Should everyone become a Linux-only user, should we, the Linux community talk everyone we know into using Linux instead of windows?
My answer is: NO! Linux is much more than an operating system, and free software is not only a bunch of programs you can download on the Internet for free, both have a strong non-technical or economical context: they show us what an individual without being controled or monitored can achieve and show that not only commercial software works or can get things done.
For these reasons (and many more) i'm simply fascinated about Linux -and i would use it even if it was the world's technically worst operating system.- Which is of course not, but it isn't either a replacement to windows, but an alternative: it does the job in a different way -and many times better- although different. Linux gives the user total control over his system, which is a Pandora's Box effect, in the hands of an unexperienced user this can have catastrophic effects on the health of the operating system, this i think is one of the main reasons that makes the transition to Linux difficult for many people.
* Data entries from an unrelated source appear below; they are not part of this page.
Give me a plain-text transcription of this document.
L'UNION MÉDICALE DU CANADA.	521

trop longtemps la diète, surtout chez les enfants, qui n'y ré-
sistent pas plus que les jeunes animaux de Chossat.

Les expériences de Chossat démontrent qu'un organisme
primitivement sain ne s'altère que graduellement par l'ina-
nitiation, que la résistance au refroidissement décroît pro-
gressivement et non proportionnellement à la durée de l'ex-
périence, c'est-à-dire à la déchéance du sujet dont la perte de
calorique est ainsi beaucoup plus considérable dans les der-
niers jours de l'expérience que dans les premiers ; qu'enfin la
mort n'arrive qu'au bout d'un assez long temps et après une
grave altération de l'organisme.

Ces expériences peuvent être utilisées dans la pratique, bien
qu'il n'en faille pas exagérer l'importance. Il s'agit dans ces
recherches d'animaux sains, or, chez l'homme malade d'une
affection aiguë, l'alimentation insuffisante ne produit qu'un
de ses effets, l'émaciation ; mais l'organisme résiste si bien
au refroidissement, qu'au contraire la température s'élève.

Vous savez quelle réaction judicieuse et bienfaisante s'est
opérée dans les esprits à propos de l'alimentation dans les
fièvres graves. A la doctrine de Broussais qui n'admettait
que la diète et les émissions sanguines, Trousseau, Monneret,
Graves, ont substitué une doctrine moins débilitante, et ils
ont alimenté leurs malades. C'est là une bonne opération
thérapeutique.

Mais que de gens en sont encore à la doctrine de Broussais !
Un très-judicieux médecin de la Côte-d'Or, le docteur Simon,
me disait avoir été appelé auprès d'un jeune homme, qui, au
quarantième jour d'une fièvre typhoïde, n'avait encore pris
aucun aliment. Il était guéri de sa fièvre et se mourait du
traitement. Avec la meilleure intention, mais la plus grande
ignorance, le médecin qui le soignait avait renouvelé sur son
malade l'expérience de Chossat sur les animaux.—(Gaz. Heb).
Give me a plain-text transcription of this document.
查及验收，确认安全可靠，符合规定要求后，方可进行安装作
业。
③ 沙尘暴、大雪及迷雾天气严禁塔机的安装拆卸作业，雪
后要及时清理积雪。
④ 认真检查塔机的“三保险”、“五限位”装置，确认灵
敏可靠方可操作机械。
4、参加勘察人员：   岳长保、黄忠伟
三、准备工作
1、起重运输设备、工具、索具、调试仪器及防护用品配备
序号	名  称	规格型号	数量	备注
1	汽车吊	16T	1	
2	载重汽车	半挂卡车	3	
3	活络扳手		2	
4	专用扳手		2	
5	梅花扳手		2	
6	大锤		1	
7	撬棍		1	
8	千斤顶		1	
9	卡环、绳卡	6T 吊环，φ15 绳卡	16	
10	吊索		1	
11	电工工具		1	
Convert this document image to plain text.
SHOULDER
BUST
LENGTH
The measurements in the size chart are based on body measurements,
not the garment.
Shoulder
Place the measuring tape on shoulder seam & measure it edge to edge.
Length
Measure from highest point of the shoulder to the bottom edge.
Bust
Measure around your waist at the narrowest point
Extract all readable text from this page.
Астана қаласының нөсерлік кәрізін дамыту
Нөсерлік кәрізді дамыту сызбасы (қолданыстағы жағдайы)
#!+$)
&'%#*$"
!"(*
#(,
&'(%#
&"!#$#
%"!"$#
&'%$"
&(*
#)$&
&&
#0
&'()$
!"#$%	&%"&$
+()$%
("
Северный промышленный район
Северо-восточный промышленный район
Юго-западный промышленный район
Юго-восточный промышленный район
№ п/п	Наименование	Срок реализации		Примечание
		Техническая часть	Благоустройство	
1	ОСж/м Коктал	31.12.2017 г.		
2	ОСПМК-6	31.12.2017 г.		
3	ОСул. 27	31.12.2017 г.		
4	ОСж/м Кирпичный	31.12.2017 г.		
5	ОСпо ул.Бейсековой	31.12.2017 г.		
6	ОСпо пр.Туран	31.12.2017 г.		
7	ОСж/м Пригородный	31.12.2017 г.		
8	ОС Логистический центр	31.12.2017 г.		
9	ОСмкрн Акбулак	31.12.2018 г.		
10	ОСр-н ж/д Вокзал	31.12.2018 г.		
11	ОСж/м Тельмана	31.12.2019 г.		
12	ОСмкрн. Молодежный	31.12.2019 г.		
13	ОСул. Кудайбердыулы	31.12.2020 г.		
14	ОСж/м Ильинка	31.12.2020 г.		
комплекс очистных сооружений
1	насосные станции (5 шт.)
Some people even think of Linux as a windows-wannabe with less functionality, integration and much more complex.
So how do you talk these people into trying Linux?
First by waking up their curiosity, by showing them under windows what many free alternatives to commercial software exist: The Gimp, the Mozilla Suite, Open Office, etc.
Explain them what free software is, that is free as in freedom and not free as in beer (sorry couldn't help myself:) )
By showing them what a Linux OS looks like, by explaining how things work and most important by supporting them and answering their questions.
I used these steps to talk a few people into trying Linux, many of them stuck with it, others got back to their safe point-and-click windows enviroment, that's just the way it is, after all, they have the freedom to decide.